9.10c The decimation of indigenous populations in the Americas influenced the growth of the Atlantic slave trade. The trade of enslaved peoples resulted in exploitation, death, and the creation of wealth.
  • Students will examine how the demand for labor, primarily for sugar cultivation and silver mining, influenced the growth of the trade of enslaved African peoples.
  • Students will investigate European and African roles in the development of the slave trade, and investigate the conditions and treatment of enslaved Africans during the Middle Passage and in the Americas.
9.10d European colonization in the Americas and trade interactions with Africa led to instability, decline, and near destruction of once-stable political and cultural systems.
  • Students will examine the political, economic, cultural, and geographic impacts of Spanish colonization on the Aztec and Inca societies.
  • Students will investigate the different degrees of social and racial integration and assimilation that occurred under colonizing powers, laying the foundations for complex and varying social hierarchies in the Americas.
  • Students will examine the social, political, and economic impact of the Atlantic slave trade on Africa, including the development of the kingdoms of the Ashanti and Dahomey.

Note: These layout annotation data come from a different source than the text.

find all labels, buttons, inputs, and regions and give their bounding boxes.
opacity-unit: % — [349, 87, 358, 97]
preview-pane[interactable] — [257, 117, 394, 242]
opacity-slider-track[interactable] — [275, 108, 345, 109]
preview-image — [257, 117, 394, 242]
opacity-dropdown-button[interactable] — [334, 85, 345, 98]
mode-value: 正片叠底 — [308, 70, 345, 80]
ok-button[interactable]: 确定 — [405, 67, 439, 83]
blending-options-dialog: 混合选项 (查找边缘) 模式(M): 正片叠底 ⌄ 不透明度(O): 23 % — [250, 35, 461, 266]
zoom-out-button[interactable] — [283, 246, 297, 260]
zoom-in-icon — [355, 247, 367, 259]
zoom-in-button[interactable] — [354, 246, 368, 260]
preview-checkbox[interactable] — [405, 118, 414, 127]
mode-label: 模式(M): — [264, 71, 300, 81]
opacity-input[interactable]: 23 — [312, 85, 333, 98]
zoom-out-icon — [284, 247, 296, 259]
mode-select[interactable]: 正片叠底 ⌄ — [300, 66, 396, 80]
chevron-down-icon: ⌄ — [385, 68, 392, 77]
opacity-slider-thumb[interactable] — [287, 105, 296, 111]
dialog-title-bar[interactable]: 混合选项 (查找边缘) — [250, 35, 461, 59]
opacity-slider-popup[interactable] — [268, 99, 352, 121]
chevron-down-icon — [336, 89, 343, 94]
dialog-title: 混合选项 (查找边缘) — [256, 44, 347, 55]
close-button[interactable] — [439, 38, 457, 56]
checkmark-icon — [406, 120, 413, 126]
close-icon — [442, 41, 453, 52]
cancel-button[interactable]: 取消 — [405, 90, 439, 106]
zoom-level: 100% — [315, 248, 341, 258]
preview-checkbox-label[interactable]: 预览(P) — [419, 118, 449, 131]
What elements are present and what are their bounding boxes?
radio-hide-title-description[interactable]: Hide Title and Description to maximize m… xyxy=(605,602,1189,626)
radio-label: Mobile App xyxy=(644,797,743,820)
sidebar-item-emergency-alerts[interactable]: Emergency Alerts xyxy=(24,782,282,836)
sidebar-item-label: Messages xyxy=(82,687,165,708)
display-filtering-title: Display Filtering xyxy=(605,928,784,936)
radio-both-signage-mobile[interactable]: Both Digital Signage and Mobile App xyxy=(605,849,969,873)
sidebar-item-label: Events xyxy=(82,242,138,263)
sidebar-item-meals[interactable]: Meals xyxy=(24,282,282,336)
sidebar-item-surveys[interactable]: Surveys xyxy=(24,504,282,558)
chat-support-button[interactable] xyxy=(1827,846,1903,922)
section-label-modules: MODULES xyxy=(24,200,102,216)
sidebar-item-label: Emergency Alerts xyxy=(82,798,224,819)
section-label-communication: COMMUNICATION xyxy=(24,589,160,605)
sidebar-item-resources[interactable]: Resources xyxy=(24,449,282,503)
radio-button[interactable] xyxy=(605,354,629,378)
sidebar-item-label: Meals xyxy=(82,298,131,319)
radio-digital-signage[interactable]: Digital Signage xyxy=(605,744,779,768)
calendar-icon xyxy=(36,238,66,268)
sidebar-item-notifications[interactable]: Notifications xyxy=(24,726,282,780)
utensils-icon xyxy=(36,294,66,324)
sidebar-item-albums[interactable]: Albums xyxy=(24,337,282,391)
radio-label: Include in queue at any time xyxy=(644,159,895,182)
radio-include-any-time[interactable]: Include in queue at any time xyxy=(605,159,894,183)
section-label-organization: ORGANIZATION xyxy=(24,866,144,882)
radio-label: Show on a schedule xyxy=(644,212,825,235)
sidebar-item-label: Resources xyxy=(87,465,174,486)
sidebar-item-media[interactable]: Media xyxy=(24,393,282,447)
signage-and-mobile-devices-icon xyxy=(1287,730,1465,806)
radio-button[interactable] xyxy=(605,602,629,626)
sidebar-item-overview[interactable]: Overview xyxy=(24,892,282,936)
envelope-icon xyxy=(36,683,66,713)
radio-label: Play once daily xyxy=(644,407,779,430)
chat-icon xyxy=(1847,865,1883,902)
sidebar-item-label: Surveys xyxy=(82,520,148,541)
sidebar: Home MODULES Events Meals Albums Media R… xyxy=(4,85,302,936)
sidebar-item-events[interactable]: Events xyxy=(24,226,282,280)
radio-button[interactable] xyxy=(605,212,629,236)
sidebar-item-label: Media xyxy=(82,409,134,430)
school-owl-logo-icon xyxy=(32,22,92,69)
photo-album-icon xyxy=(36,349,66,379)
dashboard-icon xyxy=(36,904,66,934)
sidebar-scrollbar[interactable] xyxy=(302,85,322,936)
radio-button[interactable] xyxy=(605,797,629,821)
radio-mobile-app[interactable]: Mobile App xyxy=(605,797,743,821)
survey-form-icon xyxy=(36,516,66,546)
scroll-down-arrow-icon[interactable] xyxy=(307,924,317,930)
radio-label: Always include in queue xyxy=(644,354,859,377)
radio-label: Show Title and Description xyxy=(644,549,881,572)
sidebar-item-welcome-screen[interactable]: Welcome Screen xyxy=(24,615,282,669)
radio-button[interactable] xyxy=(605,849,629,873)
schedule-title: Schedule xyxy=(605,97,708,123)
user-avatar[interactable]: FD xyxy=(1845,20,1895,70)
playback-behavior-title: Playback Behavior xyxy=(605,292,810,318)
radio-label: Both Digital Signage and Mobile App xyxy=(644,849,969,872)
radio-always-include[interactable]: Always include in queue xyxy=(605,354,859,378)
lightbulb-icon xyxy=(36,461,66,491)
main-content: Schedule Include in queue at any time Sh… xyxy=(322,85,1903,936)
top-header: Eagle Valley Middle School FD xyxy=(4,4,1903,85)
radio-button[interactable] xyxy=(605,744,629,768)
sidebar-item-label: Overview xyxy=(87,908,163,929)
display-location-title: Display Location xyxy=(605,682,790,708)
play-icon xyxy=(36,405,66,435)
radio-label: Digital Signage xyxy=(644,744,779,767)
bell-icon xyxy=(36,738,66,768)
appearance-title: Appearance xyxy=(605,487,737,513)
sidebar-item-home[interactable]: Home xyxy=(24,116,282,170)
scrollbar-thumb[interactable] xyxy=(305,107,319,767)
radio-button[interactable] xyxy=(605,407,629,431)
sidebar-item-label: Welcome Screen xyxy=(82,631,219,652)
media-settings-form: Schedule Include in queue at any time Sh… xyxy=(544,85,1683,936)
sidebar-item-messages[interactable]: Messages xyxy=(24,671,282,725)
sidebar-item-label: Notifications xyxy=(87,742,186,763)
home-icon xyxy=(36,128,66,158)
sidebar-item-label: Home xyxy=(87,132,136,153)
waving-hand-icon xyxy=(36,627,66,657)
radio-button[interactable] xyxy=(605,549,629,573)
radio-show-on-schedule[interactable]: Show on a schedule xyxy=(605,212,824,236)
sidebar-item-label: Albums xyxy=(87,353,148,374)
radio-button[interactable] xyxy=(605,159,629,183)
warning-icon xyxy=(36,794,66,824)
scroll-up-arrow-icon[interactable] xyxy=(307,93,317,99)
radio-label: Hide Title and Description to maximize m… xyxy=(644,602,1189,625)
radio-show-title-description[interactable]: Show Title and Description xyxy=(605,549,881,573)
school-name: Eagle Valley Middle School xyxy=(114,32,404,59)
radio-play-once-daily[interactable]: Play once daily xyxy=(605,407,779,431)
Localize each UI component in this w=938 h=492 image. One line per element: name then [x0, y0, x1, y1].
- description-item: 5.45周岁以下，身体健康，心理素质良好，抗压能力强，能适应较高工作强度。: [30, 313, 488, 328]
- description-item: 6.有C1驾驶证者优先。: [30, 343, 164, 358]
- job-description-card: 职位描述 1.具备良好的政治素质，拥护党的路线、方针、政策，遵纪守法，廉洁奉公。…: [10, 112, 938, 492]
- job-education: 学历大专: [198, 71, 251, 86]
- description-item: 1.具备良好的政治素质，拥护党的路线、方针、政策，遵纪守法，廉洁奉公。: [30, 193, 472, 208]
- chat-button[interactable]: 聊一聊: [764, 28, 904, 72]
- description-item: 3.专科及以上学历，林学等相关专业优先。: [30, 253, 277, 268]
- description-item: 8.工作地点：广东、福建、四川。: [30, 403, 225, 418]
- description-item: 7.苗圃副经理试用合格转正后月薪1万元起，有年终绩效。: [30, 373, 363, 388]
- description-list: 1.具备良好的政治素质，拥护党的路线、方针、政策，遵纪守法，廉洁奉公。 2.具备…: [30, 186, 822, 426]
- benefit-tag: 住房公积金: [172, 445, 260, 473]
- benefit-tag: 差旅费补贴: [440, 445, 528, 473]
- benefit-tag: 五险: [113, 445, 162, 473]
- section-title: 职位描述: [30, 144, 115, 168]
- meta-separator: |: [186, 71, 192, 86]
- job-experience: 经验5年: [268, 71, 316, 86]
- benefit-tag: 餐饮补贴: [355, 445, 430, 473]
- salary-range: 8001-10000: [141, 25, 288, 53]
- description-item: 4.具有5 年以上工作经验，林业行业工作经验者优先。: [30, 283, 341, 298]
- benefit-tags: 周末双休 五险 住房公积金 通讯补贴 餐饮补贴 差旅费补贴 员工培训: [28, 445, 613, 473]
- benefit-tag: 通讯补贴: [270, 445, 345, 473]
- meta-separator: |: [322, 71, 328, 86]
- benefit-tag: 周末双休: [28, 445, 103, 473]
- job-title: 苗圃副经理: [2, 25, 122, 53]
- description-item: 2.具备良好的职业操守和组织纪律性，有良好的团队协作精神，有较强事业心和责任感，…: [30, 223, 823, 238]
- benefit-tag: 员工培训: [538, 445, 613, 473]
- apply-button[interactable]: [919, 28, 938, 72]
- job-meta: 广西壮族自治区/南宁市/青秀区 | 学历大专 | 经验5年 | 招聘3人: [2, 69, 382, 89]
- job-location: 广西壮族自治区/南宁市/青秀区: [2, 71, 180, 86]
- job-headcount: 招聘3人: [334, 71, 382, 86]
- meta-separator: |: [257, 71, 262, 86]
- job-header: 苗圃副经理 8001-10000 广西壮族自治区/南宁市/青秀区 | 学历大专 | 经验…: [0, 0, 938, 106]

9.10e The Eastern Hemisphere trade networks were disrupted by the European development of new transoceanic trade across the Indian, Pacific, and Atlantic Oceans. Shifts in global trade networks and the use of gunpowder had positive and negative effects on Asian and European empires.
  • Students will explore how new transoceanic routes shifted trade networks (e.g., Indian Ocean, the Silk Road, Trans-Saharan) in the Eastern Hemisphere.
  • Students will explore how shifts in the global trade networks and the use of gunpowder affected the Ottoman Empire.
  • Students will examine the development of European maritime empires and mercantilism.